Если страны, в которых мы побывали, – люди, то я узнала их имена и приметила их одежду, но этим и ограничилось наше с ними знакомство.

Я смотрела по сторонам, вглядываясь в улочки, дворы дорогих коттеджей. Мне хотелось подолгу стоять рядом с каждым домом, чтобы запомнить все эти дворики и фасады.

Как-то мы остановились передохнуть, и мой взгляд приковал один дом, стоящий как бы отдельно от стройного ряда других домов. Двухэтажный, не считая мансарды, с маленькими квадратными окнами и балкончиком на втором этаже, где выращивали цветы; с идеально подстриженным газоном во дворе, белоснежными стенами и бордовой крышей, – этот дом вызвал во мне волну приятных воспоминаний. Все остальные дома были похожи на него: тоже с белыми стенами и бордовыми крышами, но от них не веяло уютом и теплом. Глядя на них, не создавалось мучительного, сладостного чувства, будто там ожидает мама, будто весь этот кошмар был наваждением, и я задержалась после прогулки и сейчас, вместо того, чтобы зайти домой, придумываю оправдание своему опозданию.

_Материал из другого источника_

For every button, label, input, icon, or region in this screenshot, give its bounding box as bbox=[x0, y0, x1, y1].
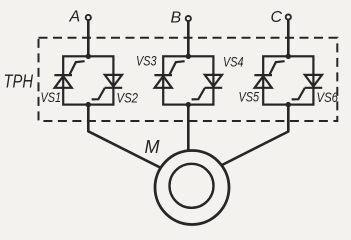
svg-text:A: A bbox=[69, 9, 81, 26]
svg-text:M: M bbox=[145, 137, 160, 157]
svg-text:B: B bbox=[171, 10, 182, 27]
svg-text:C: C bbox=[271, 9, 283, 26]
svg-text:VS2: VS2 bbox=[117, 90, 139, 106]
svg-text:VS1: VS1 bbox=[41, 89, 62, 105]
svg-text:VS4: VS4 bbox=[223, 54, 244, 70]
svg-text:VS5: VS5 bbox=[239, 89, 260, 105]
svg-text:ТРН: ТРН bbox=[4, 72, 34, 92]
svg-text:VS6: VS6 bbox=[317, 89, 339, 105]
svg-text:VS3: VS3 bbox=[136, 53, 157, 69]
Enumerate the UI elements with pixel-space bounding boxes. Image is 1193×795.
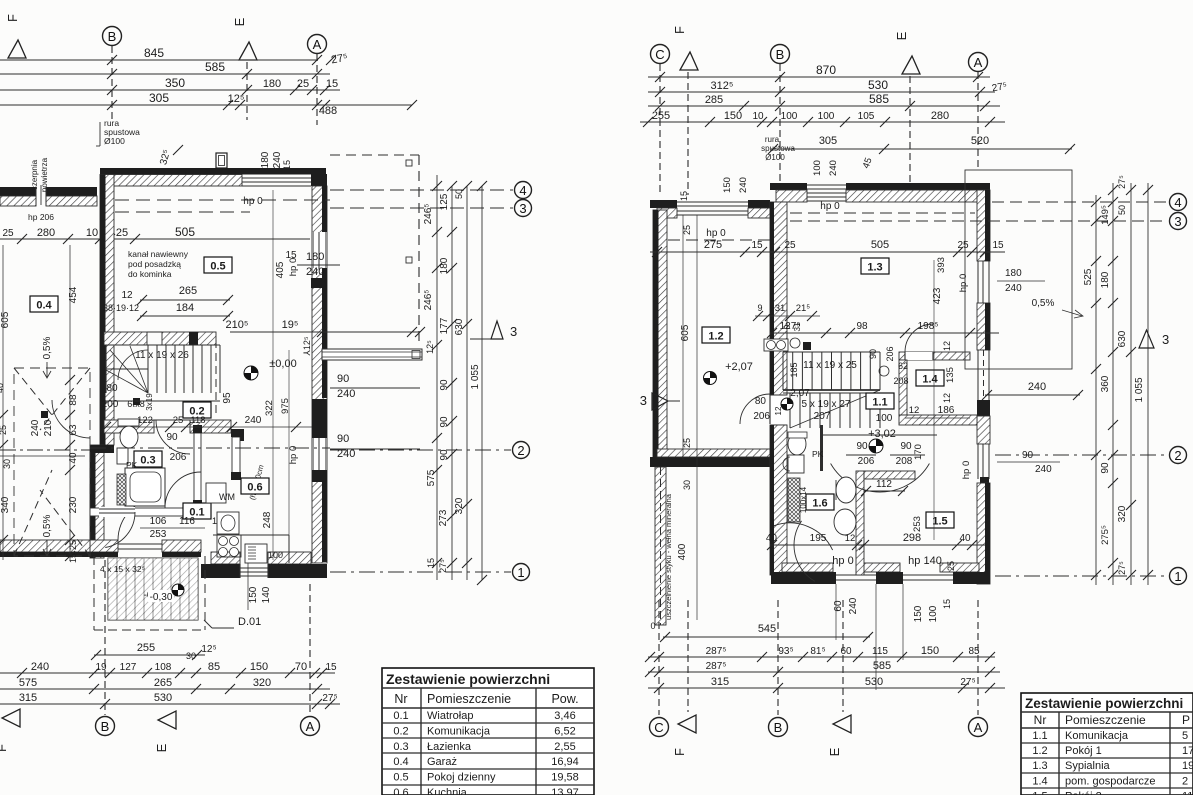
main top wall hatch xyxy=(107,175,242,187)
hp0 dash room 1.3 xyxy=(790,212,975,214)
svg-text:40: 40 xyxy=(766,533,778,544)
dim 127/98/198 y333 xyxy=(770,332,999,334)
svg-text:170: 170 xyxy=(913,444,924,460)
right wall lower dark xyxy=(312,470,327,482)
svg-text:200: 200 xyxy=(102,399,119,410)
svg-text:hp 140: hp 140 xyxy=(908,555,942,567)
svg-text:12: 12 xyxy=(942,393,952,403)
bath basins xyxy=(836,477,856,503)
svg-text:1.3: 1.3 xyxy=(1032,760,1047,772)
top dimension line 845 xyxy=(0,59,318,61)
room box 0.5 xyxy=(204,257,232,273)
svg-text:1.6: 1.6 xyxy=(812,498,827,510)
svg-text:312⁵: 312⁵ xyxy=(711,80,734,92)
svg-text:0: 0 xyxy=(783,324,792,329)
svg-text:118: 118 xyxy=(190,415,205,426)
left section top wall xyxy=(650,200,677,208)
svg-text:90: 90 xyxy=(1100,462,1111,474)
top wall window xyxy=(807,184,846,186)
svg-text:Pokój 2: Pokój 2 xyxy=(1065,790,1102,795)
svg-text:B: B xyxy=(776,47,785,62)
svg-text:1: 1 xyxy=(1174,569,1181,584)
svg-text:25: 25 xyxy=(173,415,184,426)
svg-text:198⁵: 198⁵ xyxy=(918,321,939,332)
svg-text:2,07: 2,07 xyxy=(790,388,810,399)
svg-text:15: 15 xyxy=(751,240,763,251)
svg-text:25: 25 xyxy=(297,78,309,90)
svg-text:149⁵: 149⁵ xyxy=(1100,205,1111,225)
right outer wall of left plan xyxy=(312,186,327,563)
dashed overhang outline right of plan xyxy=(418,155,420,345)
axis F triangle top-left xyxy=(8,40,26,58)
svg-text:150: 150 xyxy=(248,586,259,603)
svg-text:287⁵: 287⁵ xyxy=(706,661,727,672)
roof overhang rectangle right xyxy=(965,170,1072,369)
axis circle 2 right xyxy=(90,447,330,449)
svg-text:1.1: 1.1 xyxy=(872,397,887,409)
svg-text:Łazienka: Łazienka xyxy=(427,741,472,753)
svg-text:530: 530 xyxy=(868,78,888,92)
svg-text:12: 12 xyxy=(909,405,920,416)
svg-text:0.5: 0.5 xyxy=(393,772,408,784)
svg-text:320: 320 xyxy=(253,677,271,689)
svg-text:15: 15 xyxy=(426,558,436,568)
left outer wall upper part xyxy=(100,175,114,446)
svg-text:10: 10 xyxy=(752,111,764,122)
svg-text:240: 240 xyxy=(828,160,839,176)
svg-text:1.5: 1.5 xyxy=(932,516,947,528)
wall step at y445 xyxy=(90,445,114,453)
bottom dims right plan xyxy=(663,636,870,638)
stairs left plan xyxy=(147,345,149,393)
svg-text:hp 206: hp 206 xyxy=(28,212,54,222)
svg-text:0.4: 0.4 xyxy=(393,756,408,768)
svg-text:30: 30 xyxy=(2,459,12,469)
svg-text:Pokój 1: Pokój 1 xyxy=(1065,745,1102,757)
svg-text:605: 605 xyxy=(0,311,11,328)
svg-text:2: 2 xyxy=(517,443,524,458)
svg-text:488: 488 xyxy=(319,105,337,117)
svg-text:25: 25 xyxy=(2,228,14,239)
svg-text:575: 575 xyxy=(19,677,37,689)
right plan stairs upper flight xyxy=(783,351,880,353)
svg-text:27⁵: 27⁵ xyxy=(322,693,337,704)
svg-text:czerpnia: czerpnia xyxy=(30,159,39,190)
svg-text:975: 975 xyxy=(280,398,291,414)
svg-text:115: 115 xyxy=(872,646,888,657)
svg-text:100: 100 xyxy=(818,111,835,122)
svg-text:127: 127 xyxy=(120,662,137,673)
interior wall 1.4 bottom / hall xyxy=(899,415,977,425)
svg-text:423: 423 xyxy=(932,287,943,304)
axis C circle bottom xyxy=(658,600,660,715)
door arc 0.1 entry xyxy=(105,512,135,548)
dim 210/19 above canopy xyxy=(320,331,420,333)
svg-text:5 x 19 x 27: 5 x 19 x 27 xyxy=(802,399,851,410)
bottom dim line 1: 240/19/127/108/85/150/70/15 xyxy=(0,672,335,674)
door arc bath xyxy=(156,420,190,454)
svg-text:hp 0: hp 0 xyxy=(243,196,263,207)
door arc into 1.2 xyxy=(740,394,770,424)
svg-text:E: E xyxy=(827,747,842,756)
svg-text:Ø100: Ø100 xyxy=(765,153,785,162)
kitchen counter line xyxy=(213,534,289,536)
black square stair marker xyxy=(803,342,811,350)
svg-text:Ø100: Ø100 xyxy=(104,136,125,146)
svg-text:98: 98 xyxy=(856,321,868,332)
top wall hatch xyxy=(776,190,807,202)
svg-text:Pokoj dzienny: Pokoj dzienny xyxy=(427,772,496,784)
svg-text:0.6: 0.6 xyxy=(393,787,408,795)
axis triangle 3 right xyxy=(491,321,503,339)
middle wall door gap xyxy=(770,395,787,425)
top dimension line 350/180/25/15 xyxy=(0,89,340,91)
svg-text:B: B xyxy=(108,29,117,44)
svg-text:280: 280 xyxy=(931,110,949,122)
main top wall dark band xyxy=(100,168,326,175)
svg-text:108: 108 xyxy=(155,662,172,673)
axis circle 1 right xyxy=(330,571,511,573)
room box 1.5 xyxy=(926,512,954,528)
svg-text:11 x 19 x 25: 11 x 19 x 25 xyxy=(803,360,857,371)
svg-text:180: 180 xyxy=(306,251,324,263)
room box 0.2 xyxy=(183,402,211,418)
svg-text:530: 530 xyxy=(865,676,883,688)
svg-text:A: A xyxy=(974,720,983,735)
svg-text:1.1: 1.1 xyxy=(1032,730,1047,742)
svg-text:D.01: D.01 xyxy=(238,616,261,628)
svg-text:B: B xyxy=(101,719,110,734)
svg-text:60: 60 xyxy=(833,600,844,612)
room box 1.2 xyxy=(702,327,730,343)
kitchen sink xyxy=(217,512,239,534)
axis A circle top xyxy=(308,35,327,54)
svg-text:135: 135 xyxy=(945,367,956,383)
svg-text:F: F xyxy=(0,744,9,752)
svg-text:30: 30 xyxy=(682,480,692,490)
svg-text:15: 15 xyxy=(992,240,1004,251)
svg-text:180: 180 xyxy=(260,151,271,168)
svg-text:70: 70 xyxy=(295,661,307,673)
interior wall below bath y508 xyxy=(90,508,195,516)
svg-text:0.5: 0.5 xyxy=(210,261,225,273)
svg-text:11: 11 xyxy=(1182,790,1193,795)
svg-text:15: 15 xyxy=(325,662,337,673)
svg-text:25: 25 xyxy=(0,425,8,435)
dashed stair opening line xyxy=(215,340,217,415)
axis B circle bottom xyxy=(104,560,106,715)
hp0 dash room 1.2 xyxy=(668,239,770,241)
svg-text:116: 116 xyxy=(179,516,195,527)
svg-text:3: 3 xyxy=(519,201,526,216)
svg-text:19: 19 xyxy=(1182,760,1193,772)
axis A circle bottom xyxy=(309,584,311,715)
bottom dim line 2: 575/265/320 xyxy=(0,688,330,690)
dim line 287/93/81/60/115/150/85 xyxy=(648,656,995,658)
svg-text:kanał nawiewny: kanał nawiewny xyxy=(128,249,189,259)
room box 1.1 xyxy=(866,393,894,409)
svg-text:240: 240 xyxy=(738,177,749,193)
svg-text:585: 585 xyxy=(205,60,225,74)
dim 122/25/118/240 y427 xyxy=(104,426,312,428)
garage vent gap xyxy=(35,187,37,206)
garage top wall xyxy=(0,187,36,196)
svg-text:315: 315 xyxy=(711,676,729,688)
top dim 255/150/10/100/100/105/280 xyxy=(640,121,1005,123)
right plan: right side dim chains xyxy=(1095,195,1097,585)
svg-text:505: 505 xyxy=(175,225,195,239)
entry door opening xyxy=(118,543,162,545)
axis A circle bottom right plan xyxy=(977,600,979,715)
svg-text:do kominka: do kominka xyxy=(128,269,172,279)
right wall dark block mid xyxy=(312,399,327,438)
svg-text:105: 105 xyxy=(858,111,875,122)
middle wall between 1.2 and 1.3 xyxy=(770,202,787,395)
svg-text:F: F xyxy=(672,748,687,756)
interior wall hall/room0.5 y332 xyxy=(104,332,147,345)
insulation strip below xyxy=(655,467,666,625)
svg-text:0,5%: 0,5% xyxy=(42,336,53,359)
svg-text:150: 150 xyxy=(250,661,268,673)
svg-text:1 055: 1 055 xyxy=(470,364,481,389)
labels 195/12/298/40 y545 xyxy=(770,544,985,546)
dashed lines hp0 in room 0.5 xyxy=(115,199,330,201)
svg-text:27⁵: 27⁵ xyxy=(1117,175,1127,189)
axis circle 1 right plan xyxy=(995,575,1166,577)
svg-text:12⁵: 12⁵ xyxy=(425,340,435,354)
svg-text:31: 31 xyxy=(793,322,802,331)
svg-text:100: 100 xyxy=(876,413,893,424)
svg-text:275: 275 xyxy=(704,239,722,251)
top wall right dark block xyxy=(311,174,326,186)
garage axis dash-dot y450 xyxy=(0,449,90,451)
axis F triangle bottom-left xyxy=(2,709,20,727)
svg-text:405: 405 xyxy=(275,261,286,278)
svg-text:255: 255 xyxy=(652,110,670,122)
svg-text:25: 25 xyxy=(946,561,956,571)
svg-text:90: 90 xyxy=(439,379,450,391)
svg-text:Komunikacja: Komunikacja xyxy=(1065,730,1129,742)
svg-text:240: 240 xyxy=(31,661,49,673)
svg-text:4: 4 xyxy=(1174,195,1181,210)
room 1.2 bottom wall xyxy=(650,457,777,467)
svg-text:150: 150 xyxy=(921,645,939,657)
svg-text:B: B xyxy=(774,720,783,735)
svg-text:3: 3 xyxy=(640,393,647,408)
svg-text:90: 90 xyxy=(166,432,178,443)
svg-text:Pow.: Pow. xyxy=(551,692,578,706)
svg-text:17: 17 xyxy=(1182,745,1193,757)
svg-text:545: 545 xyxy=(758,623,776,635)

Этот дом, хоть и не был похож на наш дом в Алеппо,– дом, который сейчас – лишь груда камней, – но он напомнил мне о нем, и воспоминания эти, поблекшие за последнее время, вспыхнули во мне яркими кадрами.

Я до малейших деталей вспомнила лицо мамы: изгиб бровей, сомкнутые губы, большие зеленые глаза, даже морщинки. Плелась за другими, не поднимая головы и не осознавая, куда мы идём, и думала о ней. О ее холодном, даже высокомерном взгляде, который становился таким теплым, когда она глядела на моего брата. О ее стальном, горячем характере, и о том, как она плакала, обнимая меня после очередной бомбежки, как часто она ругалась с моей сестрой, и как всегда целовала ее, когда та засыпала. Я будто снова почувствовала все ее пощечины и все ее объятия.

Незаметно дома начали редеть, людей становилось все меньше, и вскоре город остался позади. Солнце уже склонялась к горизонту, поднялся ветер, и снова запахло холодом. Мы продолжали идти вперед.

– Иффа, ты думаешь о маме? – неожиданно для самой себя спросила я.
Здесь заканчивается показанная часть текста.